Comment 54 for bug 1719436

Revision history for this message
Vern Hart (vern) wrote :

I have experienced my ceph-mon units seemingly getting stuck in "Bootstrapping MON cluster" even when the cluster is HEALTH_OK with the correct number of mons in the cluster. However, I don't think my issue is related since my keyrings (/etc/ceph/ceph.client.admin.keyring) exist and have appropriate content.

That said, I feel like this bug may be exacerbated by the fact that the hooks mon-relation-departed, mon-relation-changed, leader-settings-changed, and bootstrap-source-relation-departed all set the status to "Bootstrapping MON cluster" when we have at least "monitor-count" mon hosts -- regardless if the cluster is already bootstrapped or not. While this may not be a big deal, the mon_relation function that gets called will call notify_osds, notify_radosgws, and notify_client. That first one, notify_osds, also calls osd_relation for every osd host, and that function also calls notify_radosgws and notify_client.

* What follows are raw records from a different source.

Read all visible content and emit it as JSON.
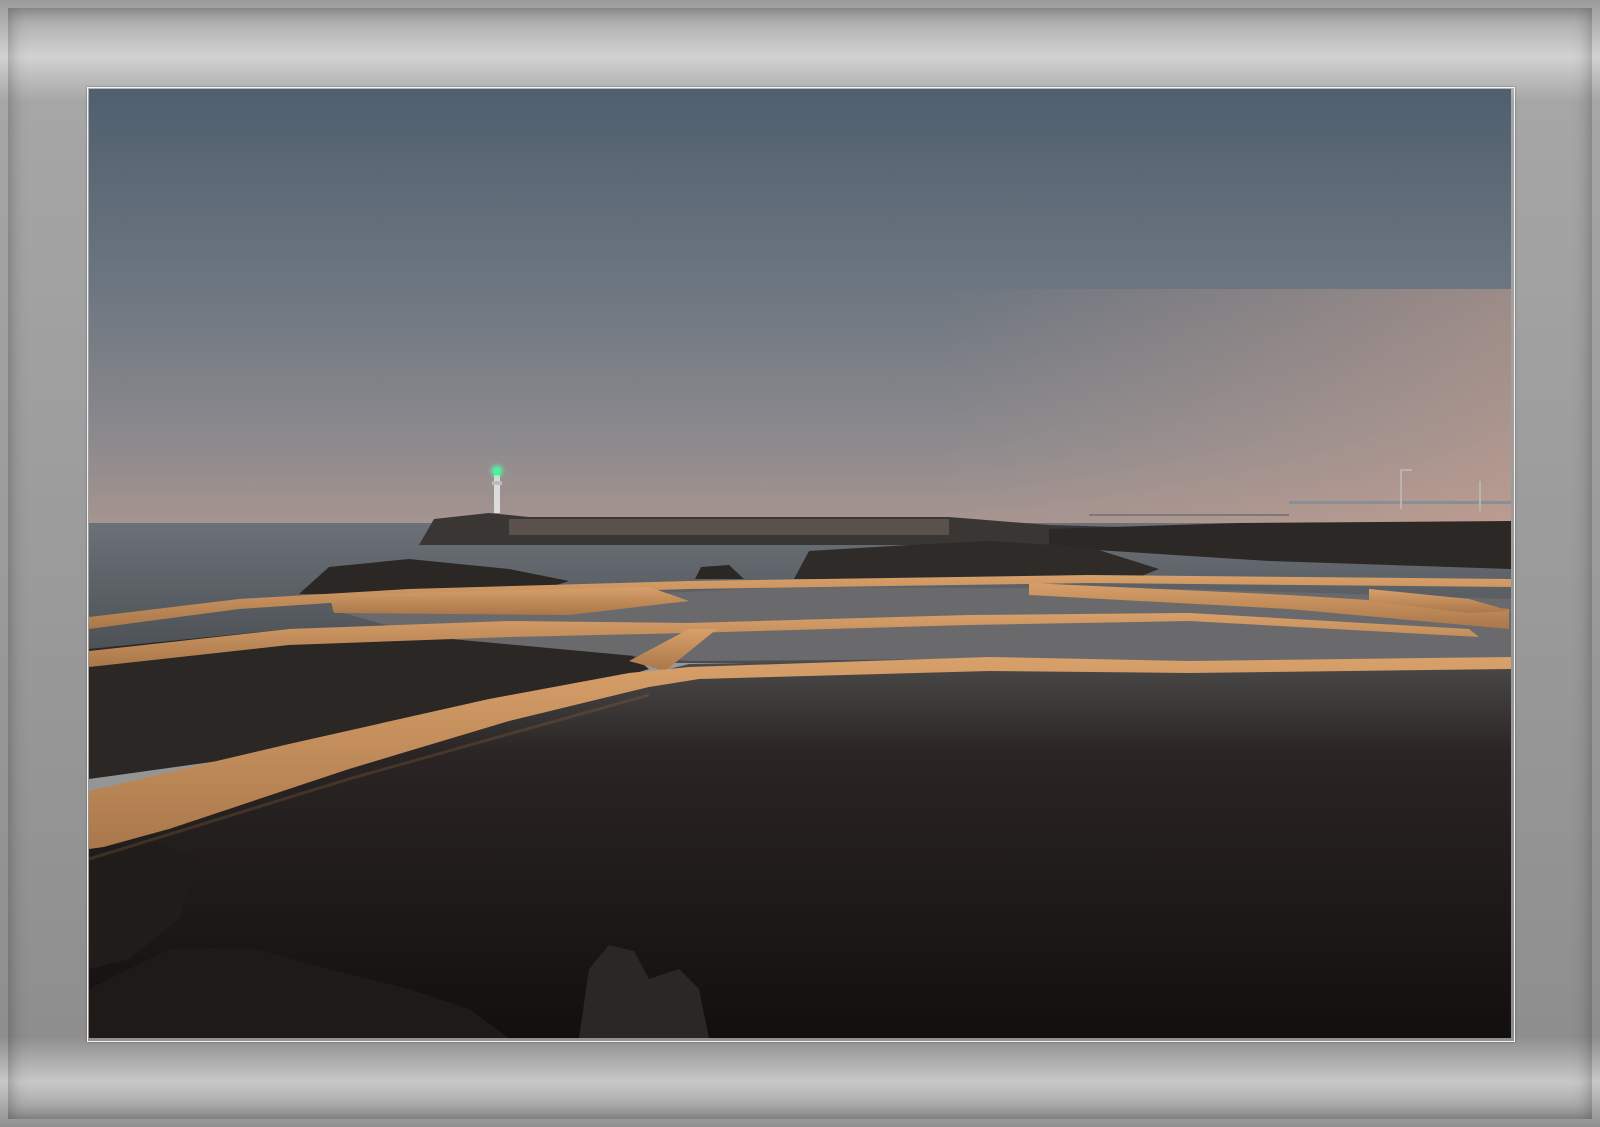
{
  "image": {
    "subject": "dusk-seascape",
    "colors": {
      "sky_top": "#4f5f6e",
      "sky_mid": "#7a818a",
      "sky_horizon": "#b29a90",
      "sea": "#676d73",
      "pool": "#1a1716",
      "salt_wall": "#c8925c",
      "rock": "#262422",
      "beacon": "#39ff9a",
      "frame": "#a0a0a0"
    }
  }
}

When you have a large number of osd hosts, this can take tens of minutes or even hours to complete -- all the while the status remains "Bootstrapping MON cluster" which often is not true.

Let me draw a picture of the function tree to help drive home my point:

mon_relation
  ├─notify_osds
  | ├─osd_relation node 1
  | | ├─notify_radosgws
  | | └─notify_client
  | ├─osd_relation node 2
  | | ├─notify_radosgws
  | | └─notify_client
  | ├─osd_relation node 3
  | | ├─notify_radosgws
  | | └─notify_client
  | ...
  | └─osd_relation node n
  | ├─notify_radosgws
  | └─notify_client
  ├─notify_radowgws
  └─notify_client

If we could eliminate the redundant notify functions within a single hook execution then these hooks will execute significantly faster resulting in the charm not hanging around in "Bootstrapping MON cluster". In my testing I commented out the notify_radosgw and notify_client lines in osd_relation and the leader-settings-changed hook completed in just a few minutes instead of the 1+ hours it was taking before.

For me, this was enough to get out of the "Bootstrapping MON cluster" purgatory.